Asia Minor "Asia Minore"
mens rea "intenzione colpevole"
Nero Redivivus "Nerone redivivo"
persona non grata "persona non gradita"

Ricordo sempre lo sketch esilarante in cui Gene Wilder confondeva "mens rea" con "gonorrhoea" e pensava di essere stato contagiato da un mandingo!

Note grammaticali

Questi sintagmi hanno spesso peculiarità grammaticali.
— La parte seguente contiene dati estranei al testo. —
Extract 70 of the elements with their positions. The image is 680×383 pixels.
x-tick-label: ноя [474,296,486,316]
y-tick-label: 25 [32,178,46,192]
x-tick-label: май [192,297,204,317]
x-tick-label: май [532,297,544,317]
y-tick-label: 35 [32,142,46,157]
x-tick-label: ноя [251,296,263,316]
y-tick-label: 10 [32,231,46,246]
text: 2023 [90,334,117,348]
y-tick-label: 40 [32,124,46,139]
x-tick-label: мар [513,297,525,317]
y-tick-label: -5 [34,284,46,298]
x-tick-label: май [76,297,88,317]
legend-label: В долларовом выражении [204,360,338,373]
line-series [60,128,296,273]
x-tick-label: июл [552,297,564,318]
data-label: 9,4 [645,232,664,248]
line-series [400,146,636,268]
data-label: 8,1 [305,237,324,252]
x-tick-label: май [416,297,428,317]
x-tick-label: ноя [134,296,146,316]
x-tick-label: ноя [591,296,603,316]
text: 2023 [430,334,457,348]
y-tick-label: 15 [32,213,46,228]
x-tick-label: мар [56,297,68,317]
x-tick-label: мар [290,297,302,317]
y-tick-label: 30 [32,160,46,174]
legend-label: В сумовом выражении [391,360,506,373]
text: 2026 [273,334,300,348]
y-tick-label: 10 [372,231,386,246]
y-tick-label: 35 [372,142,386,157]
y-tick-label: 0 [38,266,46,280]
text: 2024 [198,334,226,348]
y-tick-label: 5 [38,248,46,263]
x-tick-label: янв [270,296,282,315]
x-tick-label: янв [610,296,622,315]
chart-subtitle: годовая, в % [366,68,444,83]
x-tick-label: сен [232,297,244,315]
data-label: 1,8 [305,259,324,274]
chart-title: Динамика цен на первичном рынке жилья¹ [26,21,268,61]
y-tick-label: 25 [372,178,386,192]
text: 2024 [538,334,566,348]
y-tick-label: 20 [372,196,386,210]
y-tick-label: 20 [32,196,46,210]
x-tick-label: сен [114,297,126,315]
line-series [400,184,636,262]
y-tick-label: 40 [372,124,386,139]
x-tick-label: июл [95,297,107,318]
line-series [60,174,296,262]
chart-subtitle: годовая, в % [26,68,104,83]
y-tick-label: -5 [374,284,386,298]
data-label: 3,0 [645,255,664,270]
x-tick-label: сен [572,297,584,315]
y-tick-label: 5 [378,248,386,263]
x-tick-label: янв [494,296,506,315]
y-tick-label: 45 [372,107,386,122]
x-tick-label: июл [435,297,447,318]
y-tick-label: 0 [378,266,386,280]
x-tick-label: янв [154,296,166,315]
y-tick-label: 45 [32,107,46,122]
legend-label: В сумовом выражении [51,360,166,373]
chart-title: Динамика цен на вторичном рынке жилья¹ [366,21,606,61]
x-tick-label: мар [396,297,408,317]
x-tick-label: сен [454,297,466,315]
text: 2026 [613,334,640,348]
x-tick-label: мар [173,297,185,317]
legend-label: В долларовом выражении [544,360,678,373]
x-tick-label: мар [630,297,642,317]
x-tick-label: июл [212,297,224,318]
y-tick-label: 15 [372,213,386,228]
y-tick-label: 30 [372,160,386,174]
Normalmente, è il sostantivo a prendere il plurale sigmatico in -s, mentre l'aggettivo postpositivo rimane invariato: proof positive, plurale proofs positive. Non mancano tuttavia eccezioni degne di nota. Ne passiamo in rassegna qualcuna, tanto per far capire l'estrema complessità dell'argomento:

battle royal,
     variante: battle royale
     plurale: battle royal, battle royals, battle royale  
Nota:
Il sostantivo resta invariato al plurale. Il plurale sigmatico in -s può invece applicarsi all'aggettivo postpositivo; 
 tuttavia non è obbligatorio. Questa è davvero una situazione molto anomala: solitamente gli aggettivi sono invariati al plurale. 

body politic,
    variante (obsoleta): body politique
    plurale: body politic; (obsoleto) body politique 
Origine: Calco del latino corpus politicum
Nota: 
Non si ha mai il plurale sigmatico in -s. La variante arcaica body politique è una forma francese sclerotizzata. Si noterà che il latino corpus è di genere neutro (genitivo corporis, accusativo corpus).  

fee simple,
   plurale: fees simple 
Origine: Calco dell'antico francese fief simple
Derivati legali tecnici: 
   absolute fee simple 
   fee simple absolute in possession 
   fee simple determinable 
   fee simple subject to condition consequent 
   fee simple subject to executory interest
   fee simple subject to executory limitation
Nota:
La formazione del plurale è regolare. Tuttavia vediamo che nei termini legali tecnici derivati ci sono numerose concatenazioni inaudite. In absolute fee simple c'è un aggettivo prepositivo oltre all'aggettivo postpositivo. Negli altri casi, come in fee simple determinable, ci sono due aggettivi postpositivi. In fee simple subjetc to condition consequent notiamo addirittura tre aggettivi postpositivi (simple, subject e consequent)! 

heir apparent,
   plurale: heir apparent, heirs apparent,
        heir apparents 
   femminile: heiress apparent
   variante: heiress-apparent
   plurale: heiresses apparent, heiresses-apparent
Origine: Inglese medio heier apparaunt,
   calco del francese medio héritier apparent
Nota:
Vediamo che il plurale sigmatico in -s può essere applicato regolarmente al sostantivo, oppure irregolarmente all'aggettivo postpositivo. Può anche mancare del tutto.

notary public
  plurale: notaries public; (raro) notaries publics 
Origine: Calco dell'antico francese notaire publique.  
Nota:
Oltre alla forma regolare, col nome dotato di plurale sigmatico in -s e l'aggettivo invariabile, ne ricorre una anomala in cui anche l'aggettivo ha il plurale sigmatico in -s.

poet laureate
   plurale: poets laureate, poet laureates 
Nota:  
Vediamo che il plurale sigmatico in -s può essere applicato regolarmente al sostantivo, oppure irregolarmente all'aggettivo postpositivo. 

Analizzare tutti i singoli sintagmi è defatigante, logorante,  annichilente, quindi mi fermo qui. Credo che possa bastare.

Conclusioni

Ricordo un bulletto che diceva: "L'inglese è una lingua semplicissima con quattro regolette del cazzo". Però veniva sempre fregato. In realtà vediamo che l'inglese non è poi una lingua così semplice. Anzi, è complicatissima, perché piena zeppa di relitti di edifici smantellati che risultano incomprensibili agli stessi parlanti - figuriamoci alle maestrine che vivono in un microcosmo di grammatichina, privo di qualsiasi apertura.